KERNspalte

Nasskalt und, was die Fußgänger angeht, nicht allzu voll war's am 13.11. auf der Stunkparade in Berlin. Die Bäuerliche Notgemeinschaft hatte einen imposanten Zug von ca. 80 Traktoren mit Anhängern und Tiefladern aufgeboten, die einfallsreich geschmückt waren und einen ziemlichen Verkehrsstau vor dem Brandenburger Tor verursachten. Bei der Kundgebung auf dem Alexanderplatz fanden sich etwa 2.500 Menschen ein, darunter auch Internationalistas aus Frankreich und England sowie MdB Christian Ströbele, die eine sofortige Stilllegung aller Atomanlagen und damit einen Politikwechsel vom Umweltministerium verlangten - leider nicht so viele, wie sich die Veranstalter erhofft hatten. Entsprechend gering war das Presseecho.

Trittin hat inzwischen Ärger mit den eigenen Parteigenossen aus Mecklenburg-Vorpommern. Die goutierten seine Genehmigung des Endlagers Lubmin bei Greifswald nicht, obwohl er doch die strenge Auflage mit der Genehmigung verbunden hatte, dass dorthin nur Atommüll der stillgelegten DDR-Atomkraftwerke Greifswald und Rheinsberg geschafft werden darf. Trittin: "Ich würde mich freuen, wenn ich Gelegenheit hätte, weitere Zwischenlager wegen der Stilllegung von Atomkraftwerken genehmigen zu können." Wir wissen natürlich nicht, wie groß die Freude bei der Genehmigung der Zwischenlager in Obrigheim und Lingen war und des Endlagers im Schacht Konrad sein wird, die ja praktisch fest zugesagt sind. Aber gönnen wir Jürgen Trittin diese Perle seines grauen Ministeralltags! Diesmal hat er leichtes Spiel, denn wer die Castortransporte von Rheinsberg behindere, der "verhindert die Sanierung des verseuchten Geländes" und wende sich gegen den Bau zweier hochmoderner Gas- und Dampfkraftwerke, mit denen 400 Arbeitsplätze gesichert würden, so der Minister.

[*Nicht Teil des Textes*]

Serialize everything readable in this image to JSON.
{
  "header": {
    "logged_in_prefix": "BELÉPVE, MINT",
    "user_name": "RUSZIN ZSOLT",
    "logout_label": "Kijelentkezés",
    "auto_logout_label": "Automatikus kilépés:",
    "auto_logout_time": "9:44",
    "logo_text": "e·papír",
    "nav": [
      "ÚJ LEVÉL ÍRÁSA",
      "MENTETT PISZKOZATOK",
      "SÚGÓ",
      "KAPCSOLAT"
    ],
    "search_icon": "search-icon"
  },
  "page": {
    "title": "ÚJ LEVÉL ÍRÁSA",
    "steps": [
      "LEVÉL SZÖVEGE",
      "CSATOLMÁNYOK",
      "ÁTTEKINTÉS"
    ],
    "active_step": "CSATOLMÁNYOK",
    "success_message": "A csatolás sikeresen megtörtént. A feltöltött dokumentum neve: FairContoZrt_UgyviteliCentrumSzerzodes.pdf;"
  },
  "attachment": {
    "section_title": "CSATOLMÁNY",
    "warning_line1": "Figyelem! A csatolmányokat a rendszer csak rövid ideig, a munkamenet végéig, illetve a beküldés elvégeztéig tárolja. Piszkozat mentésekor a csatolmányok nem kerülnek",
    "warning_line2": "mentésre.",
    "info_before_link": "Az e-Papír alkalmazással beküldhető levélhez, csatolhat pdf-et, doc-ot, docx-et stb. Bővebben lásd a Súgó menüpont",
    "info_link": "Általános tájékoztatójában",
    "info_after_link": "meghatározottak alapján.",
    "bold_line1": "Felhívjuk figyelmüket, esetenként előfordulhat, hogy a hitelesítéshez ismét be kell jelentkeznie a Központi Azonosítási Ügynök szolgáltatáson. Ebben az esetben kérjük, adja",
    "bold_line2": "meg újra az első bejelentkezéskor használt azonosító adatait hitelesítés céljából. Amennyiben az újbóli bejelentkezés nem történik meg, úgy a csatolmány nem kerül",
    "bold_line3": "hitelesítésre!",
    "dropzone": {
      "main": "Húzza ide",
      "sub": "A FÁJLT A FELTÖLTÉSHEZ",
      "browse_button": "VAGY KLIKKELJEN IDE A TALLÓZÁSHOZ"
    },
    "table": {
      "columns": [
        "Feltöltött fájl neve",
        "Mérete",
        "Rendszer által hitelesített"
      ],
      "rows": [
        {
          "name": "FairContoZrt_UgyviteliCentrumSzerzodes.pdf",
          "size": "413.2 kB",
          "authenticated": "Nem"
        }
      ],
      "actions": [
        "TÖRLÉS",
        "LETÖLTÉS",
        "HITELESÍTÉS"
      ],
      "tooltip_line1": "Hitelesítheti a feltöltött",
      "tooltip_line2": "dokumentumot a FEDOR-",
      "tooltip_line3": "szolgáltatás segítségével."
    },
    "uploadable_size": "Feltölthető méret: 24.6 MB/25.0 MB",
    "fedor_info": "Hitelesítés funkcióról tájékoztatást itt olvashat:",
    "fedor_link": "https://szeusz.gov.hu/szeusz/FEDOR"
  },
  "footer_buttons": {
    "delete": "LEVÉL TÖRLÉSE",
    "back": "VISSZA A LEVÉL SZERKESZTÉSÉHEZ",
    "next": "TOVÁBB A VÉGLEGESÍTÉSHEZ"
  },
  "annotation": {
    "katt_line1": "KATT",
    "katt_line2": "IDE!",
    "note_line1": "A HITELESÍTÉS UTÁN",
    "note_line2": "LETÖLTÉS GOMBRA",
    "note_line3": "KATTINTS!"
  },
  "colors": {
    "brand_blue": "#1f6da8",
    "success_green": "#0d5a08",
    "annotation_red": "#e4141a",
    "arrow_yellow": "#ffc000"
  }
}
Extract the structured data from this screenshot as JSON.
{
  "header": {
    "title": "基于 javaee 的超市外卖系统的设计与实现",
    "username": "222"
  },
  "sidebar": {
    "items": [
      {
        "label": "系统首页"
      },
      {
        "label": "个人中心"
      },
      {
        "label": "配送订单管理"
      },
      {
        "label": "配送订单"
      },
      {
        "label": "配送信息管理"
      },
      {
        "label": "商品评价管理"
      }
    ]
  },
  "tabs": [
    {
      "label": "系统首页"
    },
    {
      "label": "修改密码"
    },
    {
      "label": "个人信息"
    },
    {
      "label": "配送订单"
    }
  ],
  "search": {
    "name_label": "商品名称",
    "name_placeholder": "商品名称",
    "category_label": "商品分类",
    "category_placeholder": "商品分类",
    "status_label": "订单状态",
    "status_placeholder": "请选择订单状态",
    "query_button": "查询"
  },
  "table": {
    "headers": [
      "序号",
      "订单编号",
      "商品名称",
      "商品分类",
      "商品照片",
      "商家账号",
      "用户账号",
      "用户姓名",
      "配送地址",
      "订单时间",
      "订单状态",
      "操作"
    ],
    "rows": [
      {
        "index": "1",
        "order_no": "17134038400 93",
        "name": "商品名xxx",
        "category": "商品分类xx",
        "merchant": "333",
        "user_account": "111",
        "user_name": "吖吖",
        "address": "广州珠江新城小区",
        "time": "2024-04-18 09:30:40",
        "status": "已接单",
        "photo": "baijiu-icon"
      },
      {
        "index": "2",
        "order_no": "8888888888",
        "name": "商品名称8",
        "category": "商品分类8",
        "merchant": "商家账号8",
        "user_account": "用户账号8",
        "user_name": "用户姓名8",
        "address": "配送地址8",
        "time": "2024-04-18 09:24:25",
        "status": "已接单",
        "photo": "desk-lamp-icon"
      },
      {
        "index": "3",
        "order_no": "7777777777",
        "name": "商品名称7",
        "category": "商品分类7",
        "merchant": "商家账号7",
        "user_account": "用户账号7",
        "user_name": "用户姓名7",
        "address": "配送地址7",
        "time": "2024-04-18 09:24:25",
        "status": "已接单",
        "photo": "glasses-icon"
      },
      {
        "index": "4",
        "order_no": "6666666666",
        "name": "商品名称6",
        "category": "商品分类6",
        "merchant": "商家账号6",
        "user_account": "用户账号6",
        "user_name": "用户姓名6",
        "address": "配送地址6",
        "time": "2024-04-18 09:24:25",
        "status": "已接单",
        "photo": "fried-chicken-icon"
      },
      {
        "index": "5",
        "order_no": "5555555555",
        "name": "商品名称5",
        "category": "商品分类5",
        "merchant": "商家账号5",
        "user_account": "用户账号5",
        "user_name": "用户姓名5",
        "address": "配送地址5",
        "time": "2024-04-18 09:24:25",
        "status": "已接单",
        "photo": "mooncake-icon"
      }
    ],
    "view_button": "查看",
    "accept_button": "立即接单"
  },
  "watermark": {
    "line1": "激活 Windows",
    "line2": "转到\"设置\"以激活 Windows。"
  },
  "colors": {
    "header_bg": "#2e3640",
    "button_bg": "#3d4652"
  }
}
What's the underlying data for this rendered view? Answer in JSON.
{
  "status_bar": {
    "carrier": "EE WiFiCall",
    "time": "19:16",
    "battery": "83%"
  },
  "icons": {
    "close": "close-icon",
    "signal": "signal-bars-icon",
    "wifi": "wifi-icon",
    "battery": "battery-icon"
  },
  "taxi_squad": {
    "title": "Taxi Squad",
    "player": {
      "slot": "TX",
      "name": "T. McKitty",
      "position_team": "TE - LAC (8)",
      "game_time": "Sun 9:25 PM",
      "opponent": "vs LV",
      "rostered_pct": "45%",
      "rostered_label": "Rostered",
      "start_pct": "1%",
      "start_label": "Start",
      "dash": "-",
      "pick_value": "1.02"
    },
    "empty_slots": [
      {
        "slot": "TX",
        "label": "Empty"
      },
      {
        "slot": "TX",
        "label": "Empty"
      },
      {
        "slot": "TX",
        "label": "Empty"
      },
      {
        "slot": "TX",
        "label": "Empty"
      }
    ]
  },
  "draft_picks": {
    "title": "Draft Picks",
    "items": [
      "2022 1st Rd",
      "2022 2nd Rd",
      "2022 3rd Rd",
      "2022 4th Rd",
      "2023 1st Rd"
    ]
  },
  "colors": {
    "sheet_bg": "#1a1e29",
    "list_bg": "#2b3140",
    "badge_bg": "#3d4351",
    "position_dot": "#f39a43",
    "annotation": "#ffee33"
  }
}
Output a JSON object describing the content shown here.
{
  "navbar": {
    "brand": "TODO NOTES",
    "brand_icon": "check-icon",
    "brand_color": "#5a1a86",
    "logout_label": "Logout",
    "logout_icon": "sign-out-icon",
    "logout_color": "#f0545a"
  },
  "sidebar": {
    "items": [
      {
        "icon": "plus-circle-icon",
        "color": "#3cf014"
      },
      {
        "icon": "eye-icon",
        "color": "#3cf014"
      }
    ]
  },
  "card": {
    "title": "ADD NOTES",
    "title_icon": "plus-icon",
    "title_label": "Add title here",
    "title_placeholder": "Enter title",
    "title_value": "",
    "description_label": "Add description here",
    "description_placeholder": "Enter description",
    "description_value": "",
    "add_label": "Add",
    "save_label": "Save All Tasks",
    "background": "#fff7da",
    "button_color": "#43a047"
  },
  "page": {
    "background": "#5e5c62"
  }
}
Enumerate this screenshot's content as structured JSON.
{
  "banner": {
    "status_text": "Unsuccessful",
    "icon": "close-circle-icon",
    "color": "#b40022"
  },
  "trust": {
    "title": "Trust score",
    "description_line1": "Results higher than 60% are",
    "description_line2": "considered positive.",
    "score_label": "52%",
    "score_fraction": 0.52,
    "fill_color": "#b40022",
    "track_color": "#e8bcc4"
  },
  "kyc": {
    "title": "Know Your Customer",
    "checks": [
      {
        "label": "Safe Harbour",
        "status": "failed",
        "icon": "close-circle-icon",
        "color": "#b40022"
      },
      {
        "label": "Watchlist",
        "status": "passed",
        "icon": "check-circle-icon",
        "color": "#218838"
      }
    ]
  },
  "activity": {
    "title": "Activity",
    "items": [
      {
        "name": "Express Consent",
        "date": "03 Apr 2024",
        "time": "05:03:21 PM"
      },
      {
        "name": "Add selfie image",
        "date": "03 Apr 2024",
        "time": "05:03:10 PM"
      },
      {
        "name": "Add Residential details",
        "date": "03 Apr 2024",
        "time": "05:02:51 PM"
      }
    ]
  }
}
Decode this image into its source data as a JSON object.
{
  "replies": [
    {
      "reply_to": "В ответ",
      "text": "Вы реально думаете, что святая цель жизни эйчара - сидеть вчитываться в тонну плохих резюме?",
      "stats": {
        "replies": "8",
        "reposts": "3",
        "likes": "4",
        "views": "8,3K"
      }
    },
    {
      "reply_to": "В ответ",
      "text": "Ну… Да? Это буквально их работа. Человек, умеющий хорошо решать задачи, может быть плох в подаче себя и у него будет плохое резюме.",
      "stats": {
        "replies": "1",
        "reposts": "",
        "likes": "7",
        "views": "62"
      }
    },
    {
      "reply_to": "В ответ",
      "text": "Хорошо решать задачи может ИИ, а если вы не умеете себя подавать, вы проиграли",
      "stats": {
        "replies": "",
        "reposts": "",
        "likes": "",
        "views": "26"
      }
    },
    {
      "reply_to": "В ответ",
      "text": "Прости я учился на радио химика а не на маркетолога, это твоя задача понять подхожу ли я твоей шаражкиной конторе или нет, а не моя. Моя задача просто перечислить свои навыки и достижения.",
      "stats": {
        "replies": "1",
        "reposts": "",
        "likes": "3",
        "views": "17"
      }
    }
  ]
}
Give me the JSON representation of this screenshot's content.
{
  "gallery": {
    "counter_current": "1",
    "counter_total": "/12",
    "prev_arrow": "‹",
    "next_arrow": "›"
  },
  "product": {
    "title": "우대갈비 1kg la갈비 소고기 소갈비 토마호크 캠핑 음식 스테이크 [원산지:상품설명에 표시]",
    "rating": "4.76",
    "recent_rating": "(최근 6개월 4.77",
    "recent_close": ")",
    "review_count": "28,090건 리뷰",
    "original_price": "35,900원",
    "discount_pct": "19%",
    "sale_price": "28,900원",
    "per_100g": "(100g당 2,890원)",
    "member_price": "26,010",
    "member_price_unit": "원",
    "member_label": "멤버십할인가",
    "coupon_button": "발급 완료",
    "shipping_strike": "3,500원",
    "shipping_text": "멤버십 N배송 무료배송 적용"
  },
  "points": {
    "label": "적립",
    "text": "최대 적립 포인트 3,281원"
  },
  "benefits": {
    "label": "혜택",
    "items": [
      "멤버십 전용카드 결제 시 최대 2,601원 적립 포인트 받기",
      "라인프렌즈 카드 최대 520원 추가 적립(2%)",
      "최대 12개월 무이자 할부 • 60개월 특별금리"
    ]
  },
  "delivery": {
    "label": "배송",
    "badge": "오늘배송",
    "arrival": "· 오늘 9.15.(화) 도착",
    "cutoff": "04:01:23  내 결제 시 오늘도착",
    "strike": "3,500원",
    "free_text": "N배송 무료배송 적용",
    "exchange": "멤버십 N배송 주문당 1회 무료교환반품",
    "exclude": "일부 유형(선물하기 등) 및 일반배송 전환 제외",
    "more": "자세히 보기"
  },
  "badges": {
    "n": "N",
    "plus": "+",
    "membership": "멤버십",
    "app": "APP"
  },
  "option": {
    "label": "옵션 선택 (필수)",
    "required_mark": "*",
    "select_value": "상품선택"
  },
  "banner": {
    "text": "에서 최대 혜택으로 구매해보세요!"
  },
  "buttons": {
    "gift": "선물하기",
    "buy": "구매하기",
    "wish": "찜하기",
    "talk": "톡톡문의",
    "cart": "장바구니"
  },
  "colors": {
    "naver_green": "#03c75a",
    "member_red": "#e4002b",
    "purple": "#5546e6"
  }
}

Gut, mal angenommen, es stimmt, dass die Castorgegner in MacPomm Umweltschweine sind, was ist dann ein Umweltminister, der neue Uranhexafluorid-Transporte in die Urananreicherungsanlage in Gronau zulässt, die nun garantiert dort nicht entsorgt werden sollen, sondern dem Weiterbetrieb der Verseuchungsquellen dienen? So geschehen am 30.11., als ein Güterzug mit UF6 aus Pierre Latte in Frankreich die Grenze bei Perlapach überquerte. Der Transport wurde durch Anti-AKW-Proteste begleitet - unter der Devise: "Die Brennstoffspirale am Anfang angreifen!" -, kam aber am 2.12. in Gronau wohlbehalten an.

Eine vom BUND in Auftrag gegebene Studie hat ergeben, dass sog. "Crud"-Teilchen - große radioaktive Partikel, die ungefiltert aus dem Kühlwasser über die Maschinenhäuser an die Umwelt abgegeben werden - Leukämie verursachen könnten, wie sie z.B. in der Umgebung des AKW Krümmel seit 10 Jahren gehäuft auftritt. Der BUND verurteilt dementsprechend das Geschachere der Politik um Restlaufzeiten auf der Basis einer "rein wirtschaftlichen Argumentation" und fordert stattdessen die sofortige Stilllegung von Krümmel sowie von Biblis, Stade, Obrigheim und sämtlicher Siedewasserreaktoren, u.a. auch Brunsbüttel, bei denen die Studie ebenfalls schwerwiegende Sicherheitsmängel aufgedeckt habe (www.bund.net/aktuell).

Bei einer öffentlichen Anhörung des Umweltausschusses in Berlin erklärte ein Vertreter der Gesellschaft für Anlagenbau und Reaktorsicherheit, die Empfehlungen der Experten über innerdeutsche Transporte von Atomkraftwerken in die Zwischenlager Ahaus und Gorleben sowie Transporte verglaster, hochradioaktiver Abfälle (Glaskokillen) aus der Wiederaufarbeitung seien umgesetzt. Jetzt müssten auch die Genehmigungen erteilt werden. Ein Vollzugsdefizit, das aber erfüllbar sei, gebe es nur bei den Transporten zu den WAAs. Castor-Transport im Januar - da müssen sich beide Seiten warm anziehen!